By Anthony O. Goriainoff

BAE Systems said it expects sales and earnings will continue to grow as governments ramp up spending on military equipment amid escalating geopolitical tensions after key metrics last year beat analysts' expectations.

The U.K. defense-and-aerospace group said Wednesday that sales should grow 10% to 12% in 2024 compared with 25.28 billion pounds ($31.91 billion) that BAE reported for 2023. This compares with analysts' estimates of GBP24.75 billion for last year, according to a company-compiled forecast, and GBP23.26 billion in 2022.

It also expects underlying earnings per share to grow 6% to 8% this year, with free cash flow of more than GBP1.3 billion.

Arms makers in Europe have been thriving since Russia invaded Ukraine almost two years ago. Members of the North Atlantic Treaty Organization have been shipping tanks, rocket launchers, air defenses, ammunition and other military equipment to Ukraine, and are now turning to weapon manufacturers to replenish their stockpiles.

In December, BAE Systems secured a 10-year contract worth up to $8.8 billion to manage the U.S. Army's main ammunition plant in Tennessee as efforts continue to increase production of artillery shells, missiles and other weapons.

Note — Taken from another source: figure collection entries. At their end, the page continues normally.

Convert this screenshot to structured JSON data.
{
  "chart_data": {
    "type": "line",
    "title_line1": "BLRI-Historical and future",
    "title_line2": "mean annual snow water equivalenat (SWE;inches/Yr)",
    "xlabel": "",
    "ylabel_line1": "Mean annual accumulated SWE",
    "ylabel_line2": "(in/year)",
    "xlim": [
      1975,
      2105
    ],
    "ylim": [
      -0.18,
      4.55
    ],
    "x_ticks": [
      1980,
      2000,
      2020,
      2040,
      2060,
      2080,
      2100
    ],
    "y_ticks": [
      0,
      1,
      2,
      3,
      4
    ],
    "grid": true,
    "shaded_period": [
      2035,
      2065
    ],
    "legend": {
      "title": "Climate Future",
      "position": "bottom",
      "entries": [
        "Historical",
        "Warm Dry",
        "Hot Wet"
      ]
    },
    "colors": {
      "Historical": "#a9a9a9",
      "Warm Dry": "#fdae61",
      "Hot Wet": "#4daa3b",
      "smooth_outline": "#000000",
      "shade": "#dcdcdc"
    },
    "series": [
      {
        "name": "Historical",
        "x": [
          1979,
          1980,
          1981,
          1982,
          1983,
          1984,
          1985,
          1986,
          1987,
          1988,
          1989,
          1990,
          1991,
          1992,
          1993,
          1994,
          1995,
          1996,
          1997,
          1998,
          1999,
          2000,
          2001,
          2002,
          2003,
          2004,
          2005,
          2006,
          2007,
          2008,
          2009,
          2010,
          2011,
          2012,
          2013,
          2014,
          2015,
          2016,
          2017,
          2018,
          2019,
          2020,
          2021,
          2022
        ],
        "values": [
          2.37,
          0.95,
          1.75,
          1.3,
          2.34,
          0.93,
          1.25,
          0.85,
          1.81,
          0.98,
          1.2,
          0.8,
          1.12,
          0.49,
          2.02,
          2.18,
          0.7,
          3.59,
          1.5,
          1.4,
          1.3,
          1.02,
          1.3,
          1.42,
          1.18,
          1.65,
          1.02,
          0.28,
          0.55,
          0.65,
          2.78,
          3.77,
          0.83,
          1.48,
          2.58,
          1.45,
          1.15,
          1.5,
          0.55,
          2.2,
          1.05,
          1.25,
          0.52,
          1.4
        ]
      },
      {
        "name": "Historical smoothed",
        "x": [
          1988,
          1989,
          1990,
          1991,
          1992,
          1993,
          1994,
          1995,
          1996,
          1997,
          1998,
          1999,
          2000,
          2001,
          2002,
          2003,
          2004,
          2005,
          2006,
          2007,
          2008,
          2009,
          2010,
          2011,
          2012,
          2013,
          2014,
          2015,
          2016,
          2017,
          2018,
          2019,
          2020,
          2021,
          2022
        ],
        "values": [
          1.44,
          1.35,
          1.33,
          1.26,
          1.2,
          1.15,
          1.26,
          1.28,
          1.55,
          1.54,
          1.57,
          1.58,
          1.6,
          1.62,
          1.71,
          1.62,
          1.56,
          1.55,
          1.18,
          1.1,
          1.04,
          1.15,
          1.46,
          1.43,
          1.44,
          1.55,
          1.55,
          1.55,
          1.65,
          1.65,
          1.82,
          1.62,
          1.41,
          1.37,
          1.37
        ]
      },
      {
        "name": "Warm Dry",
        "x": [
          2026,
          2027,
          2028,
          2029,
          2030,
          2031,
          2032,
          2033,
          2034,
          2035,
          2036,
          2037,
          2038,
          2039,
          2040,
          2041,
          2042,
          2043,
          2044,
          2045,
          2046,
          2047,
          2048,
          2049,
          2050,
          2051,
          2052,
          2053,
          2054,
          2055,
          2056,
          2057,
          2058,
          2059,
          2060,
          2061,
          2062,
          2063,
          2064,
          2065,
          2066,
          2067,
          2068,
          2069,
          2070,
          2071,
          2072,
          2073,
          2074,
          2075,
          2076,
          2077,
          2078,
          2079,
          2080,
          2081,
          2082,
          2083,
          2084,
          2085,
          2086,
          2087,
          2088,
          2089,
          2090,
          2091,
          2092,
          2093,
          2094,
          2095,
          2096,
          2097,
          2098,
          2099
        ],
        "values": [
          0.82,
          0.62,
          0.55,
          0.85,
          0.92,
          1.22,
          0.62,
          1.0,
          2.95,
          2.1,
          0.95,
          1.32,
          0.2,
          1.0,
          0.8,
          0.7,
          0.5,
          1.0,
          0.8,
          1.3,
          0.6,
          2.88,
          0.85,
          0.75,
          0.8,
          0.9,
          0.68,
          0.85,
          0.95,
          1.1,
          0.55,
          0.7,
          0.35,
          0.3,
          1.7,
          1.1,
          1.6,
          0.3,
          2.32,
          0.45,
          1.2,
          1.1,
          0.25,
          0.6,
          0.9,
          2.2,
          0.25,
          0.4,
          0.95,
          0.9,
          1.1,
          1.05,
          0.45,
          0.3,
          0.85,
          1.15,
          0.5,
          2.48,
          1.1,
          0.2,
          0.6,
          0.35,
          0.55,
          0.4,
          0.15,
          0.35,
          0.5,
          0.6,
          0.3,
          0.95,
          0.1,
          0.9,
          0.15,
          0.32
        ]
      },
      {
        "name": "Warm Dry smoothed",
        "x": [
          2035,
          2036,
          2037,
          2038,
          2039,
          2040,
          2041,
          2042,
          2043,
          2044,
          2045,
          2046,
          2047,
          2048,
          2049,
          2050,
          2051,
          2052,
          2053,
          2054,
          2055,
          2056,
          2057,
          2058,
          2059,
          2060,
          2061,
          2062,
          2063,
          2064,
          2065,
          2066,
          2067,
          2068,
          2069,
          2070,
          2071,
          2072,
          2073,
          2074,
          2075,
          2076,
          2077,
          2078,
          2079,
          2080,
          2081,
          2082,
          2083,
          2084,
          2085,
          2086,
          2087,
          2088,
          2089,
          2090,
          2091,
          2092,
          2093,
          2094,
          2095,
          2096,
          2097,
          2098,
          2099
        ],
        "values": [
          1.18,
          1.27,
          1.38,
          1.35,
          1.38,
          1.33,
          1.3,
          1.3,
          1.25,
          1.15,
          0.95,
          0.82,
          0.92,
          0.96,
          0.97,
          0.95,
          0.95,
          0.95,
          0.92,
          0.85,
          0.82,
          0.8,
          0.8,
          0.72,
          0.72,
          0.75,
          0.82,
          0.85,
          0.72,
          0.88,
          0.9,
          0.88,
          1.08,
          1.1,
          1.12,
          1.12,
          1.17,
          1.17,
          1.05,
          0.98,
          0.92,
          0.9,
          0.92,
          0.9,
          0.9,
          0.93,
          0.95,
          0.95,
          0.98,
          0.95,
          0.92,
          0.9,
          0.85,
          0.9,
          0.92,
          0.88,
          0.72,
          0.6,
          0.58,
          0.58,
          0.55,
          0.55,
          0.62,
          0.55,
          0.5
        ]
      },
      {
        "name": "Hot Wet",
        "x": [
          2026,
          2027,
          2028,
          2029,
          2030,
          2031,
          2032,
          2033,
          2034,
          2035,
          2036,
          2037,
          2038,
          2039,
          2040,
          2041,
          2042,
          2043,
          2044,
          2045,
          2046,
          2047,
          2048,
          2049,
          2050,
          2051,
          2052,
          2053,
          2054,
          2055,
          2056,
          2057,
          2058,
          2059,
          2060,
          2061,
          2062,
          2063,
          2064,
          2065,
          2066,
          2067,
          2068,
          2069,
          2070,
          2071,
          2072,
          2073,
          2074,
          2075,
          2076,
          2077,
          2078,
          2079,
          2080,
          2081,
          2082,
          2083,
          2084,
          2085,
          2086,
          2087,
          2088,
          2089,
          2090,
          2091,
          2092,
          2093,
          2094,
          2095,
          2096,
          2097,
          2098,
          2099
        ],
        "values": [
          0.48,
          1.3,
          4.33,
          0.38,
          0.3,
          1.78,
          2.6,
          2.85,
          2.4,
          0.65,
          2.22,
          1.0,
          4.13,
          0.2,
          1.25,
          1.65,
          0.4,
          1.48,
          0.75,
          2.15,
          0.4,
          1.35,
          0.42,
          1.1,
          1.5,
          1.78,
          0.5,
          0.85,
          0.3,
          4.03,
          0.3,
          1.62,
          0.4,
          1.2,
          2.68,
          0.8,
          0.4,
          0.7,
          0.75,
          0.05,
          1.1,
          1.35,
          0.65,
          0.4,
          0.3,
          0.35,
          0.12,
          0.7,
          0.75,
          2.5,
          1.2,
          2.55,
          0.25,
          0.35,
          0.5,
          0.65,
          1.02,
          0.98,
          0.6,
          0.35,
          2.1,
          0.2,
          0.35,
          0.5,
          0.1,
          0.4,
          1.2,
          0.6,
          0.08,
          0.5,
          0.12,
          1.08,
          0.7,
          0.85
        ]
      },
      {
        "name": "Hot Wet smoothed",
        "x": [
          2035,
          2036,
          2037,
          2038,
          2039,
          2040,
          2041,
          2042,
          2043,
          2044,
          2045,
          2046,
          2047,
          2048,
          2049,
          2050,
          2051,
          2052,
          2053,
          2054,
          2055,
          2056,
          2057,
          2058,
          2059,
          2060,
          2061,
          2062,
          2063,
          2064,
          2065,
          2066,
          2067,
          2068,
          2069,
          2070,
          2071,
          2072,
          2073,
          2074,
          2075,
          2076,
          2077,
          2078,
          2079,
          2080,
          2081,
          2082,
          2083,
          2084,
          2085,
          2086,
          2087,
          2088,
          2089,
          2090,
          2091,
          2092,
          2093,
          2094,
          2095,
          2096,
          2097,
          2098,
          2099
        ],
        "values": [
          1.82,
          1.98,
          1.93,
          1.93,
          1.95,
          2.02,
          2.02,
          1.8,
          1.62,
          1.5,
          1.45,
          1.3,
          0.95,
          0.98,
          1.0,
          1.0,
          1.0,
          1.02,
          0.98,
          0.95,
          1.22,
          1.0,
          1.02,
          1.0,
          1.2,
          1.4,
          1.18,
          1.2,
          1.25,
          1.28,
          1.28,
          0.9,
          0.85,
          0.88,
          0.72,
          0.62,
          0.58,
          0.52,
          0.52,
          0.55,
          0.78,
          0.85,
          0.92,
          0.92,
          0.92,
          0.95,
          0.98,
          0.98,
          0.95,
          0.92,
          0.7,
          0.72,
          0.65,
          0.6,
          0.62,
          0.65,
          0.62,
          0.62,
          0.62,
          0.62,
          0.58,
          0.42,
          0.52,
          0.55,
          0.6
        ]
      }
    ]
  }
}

BAE's M777 howitzer artillery has been widely used by Ukrainian forces.

"Our performance, combined with our global footprint and record order intake, means we're well-positioned for sustained growth in the coming years," Chief Executive Charles Woodburn said.

The group's order intake rose to GBP37.7 billion in 2023 from GBP37.1 billion the previous year, with an order book at Dec. 31 of GBP58 billion, compared with GBP48.9 billion previously.

Pretax profit rose to GBP2.33 billion from GBP2 billion, with revenue increasing to GBP23.08 billion from GBP21.26 billion the year prior.

Net profit rose to GBP1.86 billion from GBP1.59 billion, beating FactSet-provided analysts' consensus of GBP1.84 billion.

Free cash flow rose to GBP2.59 billion from GBP1.95 billion, also beating an GBP1.82 billion estimate.

Underlying earnings per share--a metric that strips out exceptional and other one-off items--on a constant currency basis rose 14% to 63.2 pence. Analysts had forecast 62.5 pence, according to the same consensus that excludes the acquisition of Ball Corp.'s aerospace business.

The board declared a final dividend of 18.5 pence, up from 16.6 pence in 2022, bringing the total for the year to 30.0 pence a share.

Shares at 0802 GMT were down 5.50 pence, or 0.4%, at 1,248 pence.